Spesso ci si chiede se e come l'insegnamento advaita (non-duale), punta di diamante della filosofia indiana, possa essere di vantaggio, o semplicemente recepito dalle menti occidentali estremamente speculative e dedite all'empirismo dualistico.  In effetti solo alcuni cercatori di verità, che santificano la loro esistenza alla ricerca di Sé,  sono veramente interessati alla Conoscenza ed alla Consapevolezza della unitarietà e inscindibilità della vita, manifestata nelle sue singole parti (individui) come in una sorta di ologramma che ripete in ogni sua frazione la conoscenza dell'intero.

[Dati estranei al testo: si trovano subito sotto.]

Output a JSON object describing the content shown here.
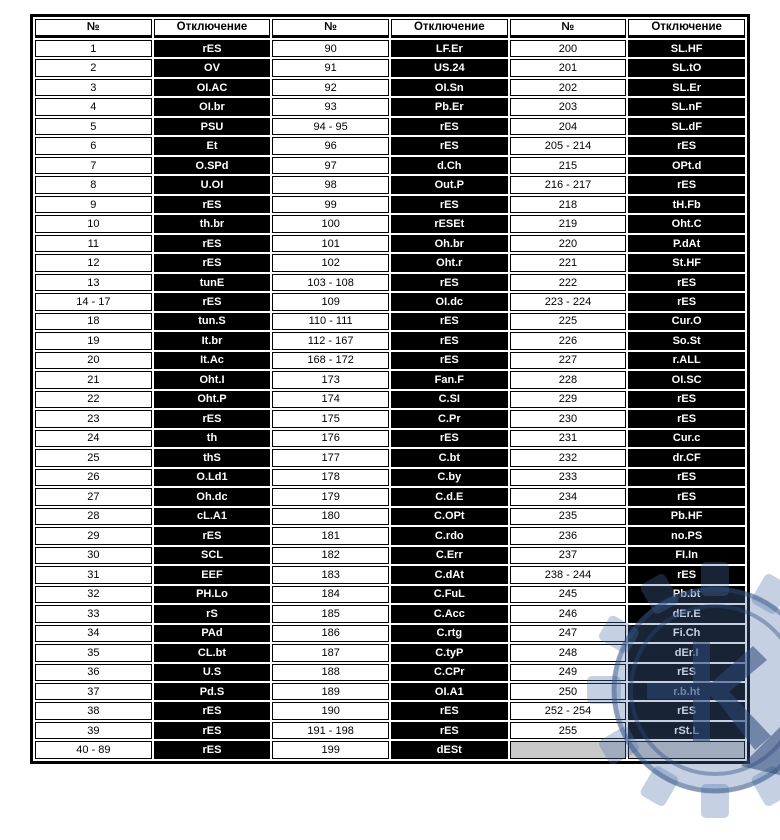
{
  "table": {
    "headers": [
      "№",
      "Отключение",
      "№",
      "Отключение",
      "№",
      "Отключение"
    ],
    "rows": [
      [
        "1",
        "rES",
        "90",
        "LF.Er",
        "200",
        "SL.HF"
      ],
      [
        "2",
        "OV",
        "91",
        "US.24",
        "201",
        "SL.tO"
      ],
      [
        "3",
        "OI.AC",
        "92",
        "OI.Sn",
        "202",
        "SL.Er"
      ],
      [
        "4",
        "OI.br",
        "93",
        "Pb.Er",
        "203",
        "SL.nF"
      ],
      [
        "5",
        "PSU",
        "94 - 95",
        "rES",
        "204",
        "SL.dF"
      ],
      [
        "6",
        "Et",
        "96",
        "rES",
        "205 - 214",
        "rES"
      ],
      [
        "7",
        "O.SPd",
        "97",
        "d.Ch",
        "215",
        "OPt.d"
      ],
      [
        "8",
        "U.OI",
        "98",
        "Out.P",
        "216 - 217",
        "rES"
      ],
      [
        "9",
        "rES",
        "99",
        "rES",
        "218",
        "tH.Fb"
      ],
      [
        "10",
        "th.br",
        "100",
        "rESEt",
        "219",
        "Oht.C"
      ],
      [
        "11",
        "rES",
        "101",
        "Oh.br",
        "220",
        "P.dAt"
      ],
      [
        "12",
        "rES",
        "102",
        "Oht.r",
        "221",
        "St.HF"
      ],
      [
        "13",
        "tunE",
        "103 - 108",
        "rES",
        "222",
        "rES"
      ],
      [
        "14 - 17",
        "rES",
        "109",
        "OI.dc",
        "223 - 224",
        "rES"
      ],
      [
        "18",
        "tun.S",
        "110 - 111",
        "rES",
        "225",
        "Cur.O"
      ],
      [
        "19",
        "It.br",
        "112 - 167",
        "rES",
        "226",
        "So.St"
      ],
      [
        "20",
        "It.Ac",
        "168 - 172",
        "rES",
        "227",
        "r.ALL"
      ],
      [
        "21",
        "Oht.I",
        "173",
        "Fan.F",
        "228",
        "OI.SC"
      ],
      [
        "22",
        "Oht.P",
        "174",
        "C.SI",
        "229",
        "rES"
      ],
      [
        "23",
        "rES",
        "175",
        "C.Pr",
        "230",
        "rES"
      ],
      [
        "24",
        "th",
        "176",
        "rES",
        "231",
        "Cur.c"
      ],
      [
        "25",
        "thS",
        "177",
        "C.bt",
        "232",
        "dr.CF"
      ],
      [
        "26",
        "O.Ld1",
        "178",
        "C.by",
        "233",
        "rES"
      ],
      [
        "27",
        "Oh.dc",
        "179",
        "C.d.E",
        "234",
        "rES"
      ],
      [
        "28",
        "cL.A1",
        "180",
        "C.OPt",
        "235",
        "Pb.HF"
      ],
      [
        "29",
        "rES",
        "181",
        "C.rdo",
        "236",
        "no.PS"
      ],
      [
        "30",
        "SCL",
        "182",
        "C.Err",
        "237",
        "FI.In"
      ],
      [
        "31",
        "EEF",
        "183",
        "C.dAt",
        "238 - 244",
        "rES"
      ],
      [
        "32",
        "PH.Lo",
        "184",
        "C.FuL",
        "245",
        "Pb.bt"
      ],
      [
        "33",
        "rS",
        "185",
        "C.Acc",
        "246",
        "dEr.E"
      ],
      [
        "34",
        "PAd",
        "186",
        "C.rtg",
        "247",
        "Fi.Ch"
      ],
      [
        "35",
        "CL.bt",
        "187",
        "C.tyP",
        "248",
        "dEr.I"
      ],
      [
        "36",
        "U.S",
        "188",
        "C.CPr",
        "249",
        "rES"
      ],
      [
        "37",
        "Pd.S",
        "189",
        "OI.A1",
        "250",
        "r.b.ht"
      ],
      [
        "38",
        "rES",
        "190",
        "rES",
        "252 - 254",
        "rES"
      ],
      [
        "39",
        "rES",
        "191 - 198",
        "rES",
        "255",
        "rSt.L"
      ],
      [
        "40 - 89",
        "rES",
        "199",
        "dESt",
        null,
        null
      ]
    ]
  },
  "colors": {
    "table_border": "#000000",
    "code_cell_bg": "#000000",
    "code_cell_text": "#ffffff",
    "empty_cell_bg": "#c9c9c9",
    "watermark_blue": "#4a6fa8",
    "watermark_dark_blue": "#2c4878"
  },
  "watermark": {
    "name": "gear-K-logo"
  }
}
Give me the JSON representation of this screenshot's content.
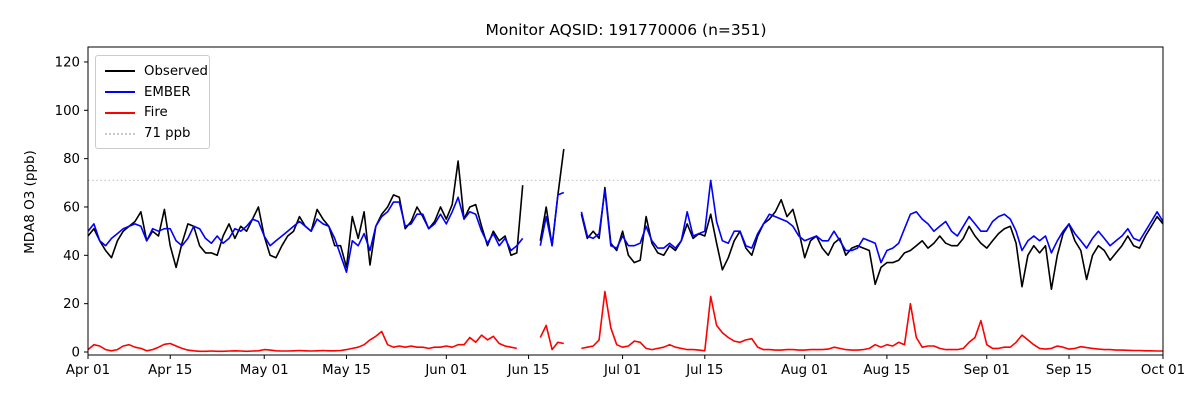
{
  "title": "Monitor AQSID: 191770006 (n=351)",
  "y_axis": {
    "label": "MDA8 O3 (ppb)",
    "ticks": [
      0,
      20,
      40,
      60,
      80,
      100,
      120
    ]
  },
  "x_axis": {
    "tick_labels": [
      "Apr 01",
      "Apr 15",
      "May 01",
      "May 15",
      "Jun 01",
      "Jun 15",
      "Jul 01",
      "Jul 15",
      "Aug 01",
      "Aug 15",
      "Sep 01",
      "Sep 15",
      "Oct 01"
    ],
    "tick_day_indices": [
      0,
      14,
      30,
      44,
      61,
      75,
      91,
      105,
      122,
      136,
      153,
      167,
      183
    ]
  },
  "legend": {
    "items": [
      {
        "label": "Observed",
        "color": "#000000",
        "style": "solid"
      },
      {
        "label": "EMBER",
        "color": "#0000ff",
        "style": "solid"
      },
      {
        "label": "Fire",
        "color": "#ff0000",
        "style": "solid"
      },
      {
        "label": "71 ppb",
        "color": "#c9c9c9",
        "style": "dotted"
      }
    ]
  },
  "threshold": {
    "value": 71,
    "label": "71 ppb",
    "color": "#c9c9c9"
  },
  "chart_data": {
    "type": "line",
    "title": "Monitor AQSID: 191770006 (n=351)",
    "xlabel": "",
    "ylabel": "MDA8 O3 (ppb)",
    "ylim": [
      -1,
      126
    ],
    "x_start_label": "Apr 01",
    "x_end_label": "Oct 01",
    "x_unit": "day index from Apr 01 (daily values, 184 days)",
    "grid": false,
    "legend_position": "upper left",
    "reference_line_ppb": 71,
    "series": [
      {
        "name": "Observed",
        "color": "#000000",
        "values": [
          48,
          51,
          46,
          42,
          39,
          46,
          50,
          52,
          54,
          58,
          46,
          50,
          48,
          59,
          44,
          35,
          45,
          53,
          52,
          44,
          41,
          41,
          40,
          48,
          53,
          47,
          52,
          50,
          55,
          60,
          48,
          40,
          39,
          44,
          48,
          50,
          56,
          52,
          50,
          59,
          55,
          52,
          44,
          44,
          35,
          56,
          47,
          58,
          36,
          52,
          57,
          60,
          65,
          64,
          51,
          54,
          60,
          56,
          51,
          54,
          60,
          55,
          61,
          79,
          55,
          60,
          61,
          52,
          44,
          50,
          46,
          48,
          40,
          41,
          69,
          null,
          null,
          46,
          60,
          44,
          65,
          84,
          null,
          null,
          57,
          47,
          50,
          47,
          68,
          45,
          42,
          50,
          40,
          37,
          38,
          56,
          45,
          41,
          40,
          44,
          42,
          46,
          53,
          47,
          49,
          48,
          57,
          45,
          34,
          39,
          46,
          50,
          43,
          40,
          48,
          53,
          55,
          58,
          63,
          56,
          59,
          50,
          39,
          46,
          48,
          43,
          40,
          45,
          47,
          40,
          43,
          44,
          43,
          42,
          28,
          35,
          37,
          37,
          38,
          41,
          42,
          44,
          46,
          43,
          45,
          48,
          45,
          44,
          44,
          47,
          52,
          48,
          45,
          43,
          46,
          49,
          51,
          52,
          45,
          27,
          40,
          44,
          41,
          44,
          26,
          40,
          49,
          53,
          46,
          42,
          30,
          40,
          44,
          42,
          38,
          41,
          44,
          48,
          44,
          43,
          48,
          52,
          56,
          53
        ]
      },
      {
        "name": "EMBER",
        "color": "#0000ff",
        "values": [
          50,
          53,
          46,
          44,
          47,
          49,
          51,
          52,
          53,
          52,
          46,
          51,
          50,
          51,
          51,
          46,
          44,
          47,
          52,
          51,
          47,
          45,
          48,
          45,
          47,
          51,
          50,
          52,
          55,
          54,
          48,
          44,
          46,
          48,
          50,
          52,
          54,
          52,
          50,
          55,
          53,
          52,
          47,
          40,
          33,
          46,
          44,
          49,
          42,
          52,
          56,
          58,
          62,
          62,
          52,
          53,
          57,
          57,
          51,
          53,
          57,
          53,
          58,
          64,
          55,
          58,
          57,
          50,
          45,
          49,
          44,
          47,
          42,
          44,
          47,
          null,
          null,
          44,
          56,
          44,
          65,
          66,
          null,
          null,
          58,
          48,
          47,
          49,
          67,
          44,
          43,
          48,
          44,
          44,
          45,
          52,
          46,
          43,
          43,
          45,
          43,
          46,
          58,
          48,
          49,
          50,
          71,
          54,
          46,
          45,
          50,
          50,
          44,
          43,
          49,
          53,
          57,
          56,
          55,
          54,
          52,
          48,
          46,
          47,
          48,
          46,
          46,
          50,
          46,
          42,
          42,
          43,
          47,
          46,
          45,
          37,
          42,
          43,
          45,
          51,
          57,
          58,
          55,
          53,
          50,
          52,
          54,
          50,
          48,
          52,
          56,
          53,
          50,
          50,
          54,
          56,
          57,
          55,
          50,
          42,
          46,
          48,
          46,
          48,
          41,
          46,
          50,
          53,
          49,
          46,
          43,
          47,
          50,
          47,
          44,
          46,
          48,
          51,
          47,
          46,
          50,
          54,
          58,
          54
        ]
      },
      {
        "name": "Fire",
        "color": "#ff0000",
        "values": [
          1,
          3,
          2.5,
          1,
          0.5,
          1,
          2.5,
          3,
          2,
          1.5,
          0.5,
          1,
          2,
          3.2,
          3.5,
          2.5,
          1.5,
          0.8,
          0.5,
          0.3,
          0.3,
          0.4,
          0.3,
          0.3,
          0.4,
          0.5,
          0.4,
          0.3,
          0.4,
          0.5,
          1,
          0.8,
          0.5,
          0.4,
          0.4,
          0.5,
          0.6,
          0.5,
          0.4,
          0.5,
          0.6,
          0.5,
          0.5,
          0.6,
          1,
          1.5,
          2,
          3,
          5,
          6.5,
          8.5,
          3,
          2,
          2.5,
          2,
          2.5,
          2,
          2,
          1.5,
          2,
          2,
          2.5,
          2,
          3,
          3,
          6,
          4,
          7,
          5,
          6.5,
          3.5,
          2.5,
          2,
          1.5,
          null,
          null,
          null,
          6,
          11,
          1,
          4,
          3.5,
          null,
          null,
          1.5,
          2,
          2.5,
          5,
          25,
          10,
          3,
          2,
          2.5,
          4.5,
          4,
          1.5,
          1,
          1.5,
          2,
          3,
          2,
          1.5,
          1,
          1,
          0.8,
          0.5,
          23,
          11,
          8,
          6,
          4.5,
          4,
          5,
          5.5,
          2,
          1,
          1,
          0.8,
          0.8,
          1,
          1,
          0.8,
          0.8,
          1,
          1,
          1,
          1.2,
          2,
          1.5,
          1,
          0.8,
          0.8,
          1,
          1.5,
          3,
          2,
          3,
          2.5,
          4,
          3,
          20,
          6,
          2,
          2.5,
          2.5,
          1.5,
          1,
          1,
          1,
          1.5,
          4,
          6,
          13,
          3,
          1.5,
          1.5,
          2,
          2,
          4,
          7,
          5,
          3,
          1.5,
          1.2,
          1.5,
          2.5,
          2,
          1.2,
          1.5,
          2.2,
          1.8,
          1.5,
          1.2,
          1,
          1,
          0.8,
          0.8,
          0.7,
          0.6,
          0.6,
          0.5,
          0.5,
          0.4,
          0.4
        ]
      }
    ]
  }
}
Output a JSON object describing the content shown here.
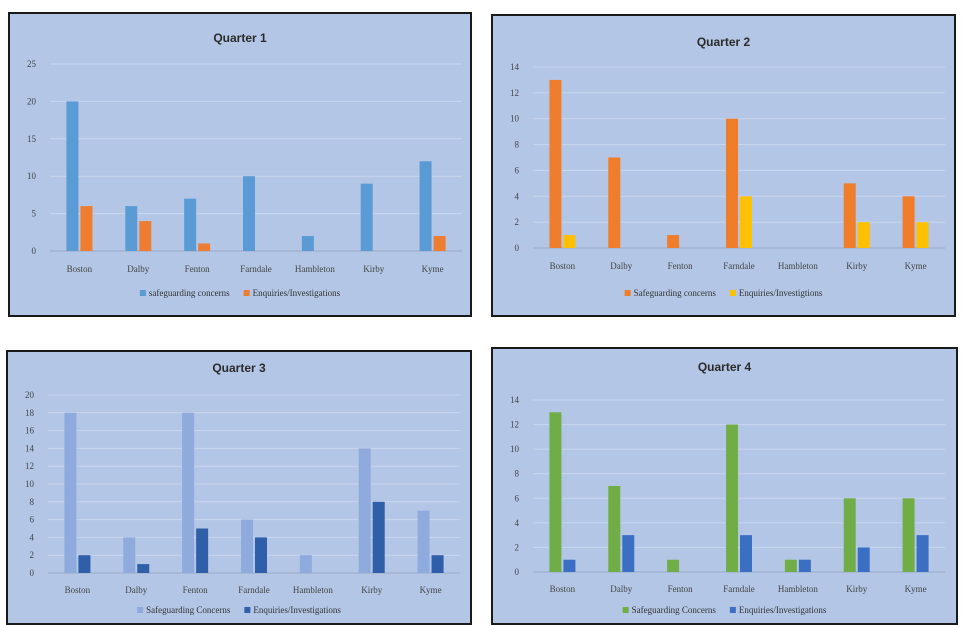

Eppure nella tradizione induista esiste una scrittura di matrice non-dualistica che cerca di integrare un insegnamento di attuazione dharmica (espletamento delle proprie mansioni in armonia tra le propensioni innate e la spinta evolutiva) con la teoria dell'Assoluto che tutto contiene ed in cui tutto si manifesta per sua spontanea emanazione. Questo testo è la Bhagavad Gita, la parte più spirituale del poema epico il  Mahabharata.

Nella Bhagavad Gita viene affermato egualmente che "Tutto è Uno" e che l'Atman (L'IO Assoluto) è già perfetto in se stesso ed è presente, come intima natura, in ognuno di noi, ma allo stesso tempo vengono impartiti dei consigli (od istruzioni) sul come realizzare questa verità. In un certo senso nel testo  il saggio Krishna rivolgendosi metaforicamente ad Arjuna,  il suo discepolo, lo incita ad agire, come se il piccolo io (ego), che egli riconosce come il suo sé, fosse reale. Allo stesso tempo lo istruisce a non considerare come propri i vantaggi o gli svantaggi del suo agire ma come semplice conseguenza di un espletamento dharmico.

Questo atteggiamento interiore di agire con  "distacco" è considerato anche  nella dottrina buddhista dell’anatman, secondo la quale l’uomo è privo di ogni “io” e persino del Sé,  mettendo però in guardia il cercatore su tali  insegnamenti che possono, se divulgati indiscriminatamente e interpretati in modo non appropriato, produrre risultati decisamente deleteri. Nagarjuna stesso, grande logico buddhista e fondatore del Vacuismo o Via di Mezzo (Madhyamaka), avverte: «La vacuità, male intesa, manda in rovina l’uomo di corto vedere, così come il serpente male afferrato o una formula magica male applicata».

Per questo, l'insegnamento di Krishna contiene indicazioni apparentemente contrastanti, a volte viene indicato l'Assoluto come unica realtà, tal altra si incita a considerare accuratamente le convenienze e le opportunità dell'agire dharmico.


Forse questo altalenare fra la libertà e la giustizia è ciò che veramente è necessario alla mentalità occidentale, il cui procedere diretto  in una linea retta, essenzialmente giustificato da ragioni contingenti ed utilitaristiche (definite anche scientifiche per dare loro un senso compiuto) ha fatto perdere agli individui la capacità di personale discernimento e discriminazione.

Ma la verità non è qualcosa che può essere trasmessa come una comune conoscenza delle cose esteriori, come un processo. La verità è la qualità dell'Essere e può essere sperimentata solo  direttamente e non raccontata.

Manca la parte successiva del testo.